Ecuadorian politician

María del Carmen Aquino Merchan is an Ecuadorian National Assembly member who is an Independent. She resigned and successfully stood to be the mayor of Santa Elena in 2022. Her home town had never before elected a woman as mayor.

==Life==
In 2014 she was a councillor for Santa Elena canton where she was born on 20 January 1988. She went to school at the Carrera Sánchez Bruno school and the Luis Célleri Avilés Educational Unit. Her university studies began at the Escuela Superior Politécnica del Litoral and she has two masters degrees.

She worked at the Santa Elena Peninsula State University as a Professor and at one time was the General Manager of the Santa Elena Municipal Public Tourism Company.

She was elected to the Ecuadorian National Assembly in 2021 for the Province of Santa Elena. Her substitute was Rivet Moreno Simón Bolívar. She became a member of the Assembly's "Permanent Commission on Sovereignty, Integration and Integral Security" and its vice-president.

In 2022 she was an independent assembly member who had in the past been a member of the Christian Social Party. She was aligned with the "Bank of the National Agreement" group, but her, and seven others, loyalty was questioned as that group was in decline. The seven others included other independents like Vanessa Freire.

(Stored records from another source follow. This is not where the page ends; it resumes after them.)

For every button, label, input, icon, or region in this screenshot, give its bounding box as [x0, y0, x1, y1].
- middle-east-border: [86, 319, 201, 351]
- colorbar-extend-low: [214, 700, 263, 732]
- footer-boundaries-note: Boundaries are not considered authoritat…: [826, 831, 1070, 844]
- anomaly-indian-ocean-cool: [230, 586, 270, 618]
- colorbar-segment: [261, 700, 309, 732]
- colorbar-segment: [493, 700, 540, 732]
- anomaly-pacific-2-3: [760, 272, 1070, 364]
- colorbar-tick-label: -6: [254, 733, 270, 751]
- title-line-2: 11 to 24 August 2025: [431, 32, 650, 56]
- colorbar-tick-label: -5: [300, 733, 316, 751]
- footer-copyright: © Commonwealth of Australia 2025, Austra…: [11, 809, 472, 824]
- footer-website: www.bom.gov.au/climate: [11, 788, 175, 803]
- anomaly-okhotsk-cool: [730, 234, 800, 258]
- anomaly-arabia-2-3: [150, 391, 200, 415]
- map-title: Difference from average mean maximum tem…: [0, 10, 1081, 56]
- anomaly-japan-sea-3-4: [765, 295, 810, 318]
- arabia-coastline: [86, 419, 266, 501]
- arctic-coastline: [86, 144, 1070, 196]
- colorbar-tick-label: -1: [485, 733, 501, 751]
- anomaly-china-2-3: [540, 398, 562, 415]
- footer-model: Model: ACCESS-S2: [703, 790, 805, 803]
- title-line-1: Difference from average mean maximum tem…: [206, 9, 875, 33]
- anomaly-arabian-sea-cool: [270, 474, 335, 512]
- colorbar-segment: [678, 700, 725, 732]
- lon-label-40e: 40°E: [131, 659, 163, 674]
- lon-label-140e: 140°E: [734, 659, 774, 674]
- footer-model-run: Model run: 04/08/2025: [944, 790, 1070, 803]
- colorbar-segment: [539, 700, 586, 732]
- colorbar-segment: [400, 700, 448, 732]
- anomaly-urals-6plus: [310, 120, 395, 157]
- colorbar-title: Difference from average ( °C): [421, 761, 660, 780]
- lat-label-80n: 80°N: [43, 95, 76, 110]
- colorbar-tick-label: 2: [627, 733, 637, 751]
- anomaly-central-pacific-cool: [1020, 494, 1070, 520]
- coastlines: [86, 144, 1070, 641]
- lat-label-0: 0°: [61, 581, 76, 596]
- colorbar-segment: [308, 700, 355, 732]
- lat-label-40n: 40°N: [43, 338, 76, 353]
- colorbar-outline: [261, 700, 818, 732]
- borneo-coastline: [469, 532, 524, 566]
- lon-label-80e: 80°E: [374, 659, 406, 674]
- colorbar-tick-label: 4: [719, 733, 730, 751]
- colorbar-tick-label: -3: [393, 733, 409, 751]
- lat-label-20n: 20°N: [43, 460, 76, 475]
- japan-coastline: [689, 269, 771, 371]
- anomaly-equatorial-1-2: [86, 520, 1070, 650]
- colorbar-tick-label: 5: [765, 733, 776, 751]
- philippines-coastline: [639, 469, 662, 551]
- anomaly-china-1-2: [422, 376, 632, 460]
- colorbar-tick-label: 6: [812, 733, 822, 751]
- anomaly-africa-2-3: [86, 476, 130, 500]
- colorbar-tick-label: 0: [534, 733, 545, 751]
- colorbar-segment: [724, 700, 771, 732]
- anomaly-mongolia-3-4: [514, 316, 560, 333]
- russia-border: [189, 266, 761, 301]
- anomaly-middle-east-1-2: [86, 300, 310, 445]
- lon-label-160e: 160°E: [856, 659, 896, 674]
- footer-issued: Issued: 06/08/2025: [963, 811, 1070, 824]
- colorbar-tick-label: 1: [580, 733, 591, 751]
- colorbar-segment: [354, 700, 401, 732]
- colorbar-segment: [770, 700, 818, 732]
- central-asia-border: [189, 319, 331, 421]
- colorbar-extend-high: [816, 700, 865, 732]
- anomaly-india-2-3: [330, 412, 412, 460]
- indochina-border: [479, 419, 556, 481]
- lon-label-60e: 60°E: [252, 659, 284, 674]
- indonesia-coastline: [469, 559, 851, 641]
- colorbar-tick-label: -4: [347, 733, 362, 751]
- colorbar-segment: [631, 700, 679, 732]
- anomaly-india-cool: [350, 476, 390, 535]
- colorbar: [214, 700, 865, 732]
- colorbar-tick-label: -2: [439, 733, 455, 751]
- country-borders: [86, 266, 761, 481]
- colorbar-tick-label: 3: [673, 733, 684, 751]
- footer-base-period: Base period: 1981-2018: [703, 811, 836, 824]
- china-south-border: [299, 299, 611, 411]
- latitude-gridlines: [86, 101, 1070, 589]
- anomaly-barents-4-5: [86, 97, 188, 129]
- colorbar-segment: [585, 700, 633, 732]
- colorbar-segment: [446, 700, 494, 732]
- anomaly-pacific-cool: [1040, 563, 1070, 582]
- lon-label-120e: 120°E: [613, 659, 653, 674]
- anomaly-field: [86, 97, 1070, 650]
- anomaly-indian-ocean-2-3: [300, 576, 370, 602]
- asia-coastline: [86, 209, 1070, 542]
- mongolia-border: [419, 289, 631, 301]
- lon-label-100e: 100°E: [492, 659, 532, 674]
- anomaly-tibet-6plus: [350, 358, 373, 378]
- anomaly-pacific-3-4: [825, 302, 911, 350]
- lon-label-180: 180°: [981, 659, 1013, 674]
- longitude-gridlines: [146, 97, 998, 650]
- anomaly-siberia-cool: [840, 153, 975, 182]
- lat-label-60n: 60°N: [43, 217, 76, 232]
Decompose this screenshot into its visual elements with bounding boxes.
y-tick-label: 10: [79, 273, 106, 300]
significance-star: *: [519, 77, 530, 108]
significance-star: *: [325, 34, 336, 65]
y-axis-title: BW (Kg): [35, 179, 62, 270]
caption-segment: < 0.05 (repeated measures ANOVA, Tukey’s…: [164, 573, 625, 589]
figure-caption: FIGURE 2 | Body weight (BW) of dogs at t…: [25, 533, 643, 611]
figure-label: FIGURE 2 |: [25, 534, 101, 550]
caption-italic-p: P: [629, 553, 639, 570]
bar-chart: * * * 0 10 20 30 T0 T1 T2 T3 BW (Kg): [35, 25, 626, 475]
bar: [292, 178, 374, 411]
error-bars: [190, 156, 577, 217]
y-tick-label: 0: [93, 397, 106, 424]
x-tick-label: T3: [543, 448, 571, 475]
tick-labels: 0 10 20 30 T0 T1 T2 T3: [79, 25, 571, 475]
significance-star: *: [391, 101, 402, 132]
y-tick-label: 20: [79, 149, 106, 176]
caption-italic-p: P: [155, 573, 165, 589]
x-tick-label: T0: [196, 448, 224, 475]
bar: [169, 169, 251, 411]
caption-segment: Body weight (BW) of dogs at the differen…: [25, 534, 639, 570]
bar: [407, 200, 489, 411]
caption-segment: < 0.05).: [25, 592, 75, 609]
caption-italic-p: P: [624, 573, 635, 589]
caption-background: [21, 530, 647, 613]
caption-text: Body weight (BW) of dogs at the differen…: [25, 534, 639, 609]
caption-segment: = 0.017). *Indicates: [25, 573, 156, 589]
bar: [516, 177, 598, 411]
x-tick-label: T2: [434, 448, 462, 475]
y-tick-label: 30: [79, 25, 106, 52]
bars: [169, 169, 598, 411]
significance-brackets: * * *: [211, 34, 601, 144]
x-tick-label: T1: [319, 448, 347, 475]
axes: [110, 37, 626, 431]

On September 8, 2022, she resigned from the National Assembly to run for mayor of Santa Elena.  In the 2023 sectional elections, she was elected mayor of Santa Elena with 32.58% of the votes for the Citizen Revolution Movement, making her the first woman to reach that position in over 180 years. Among Aquino's main proposals were to start a process of urban regeneration and improve the sewerage system.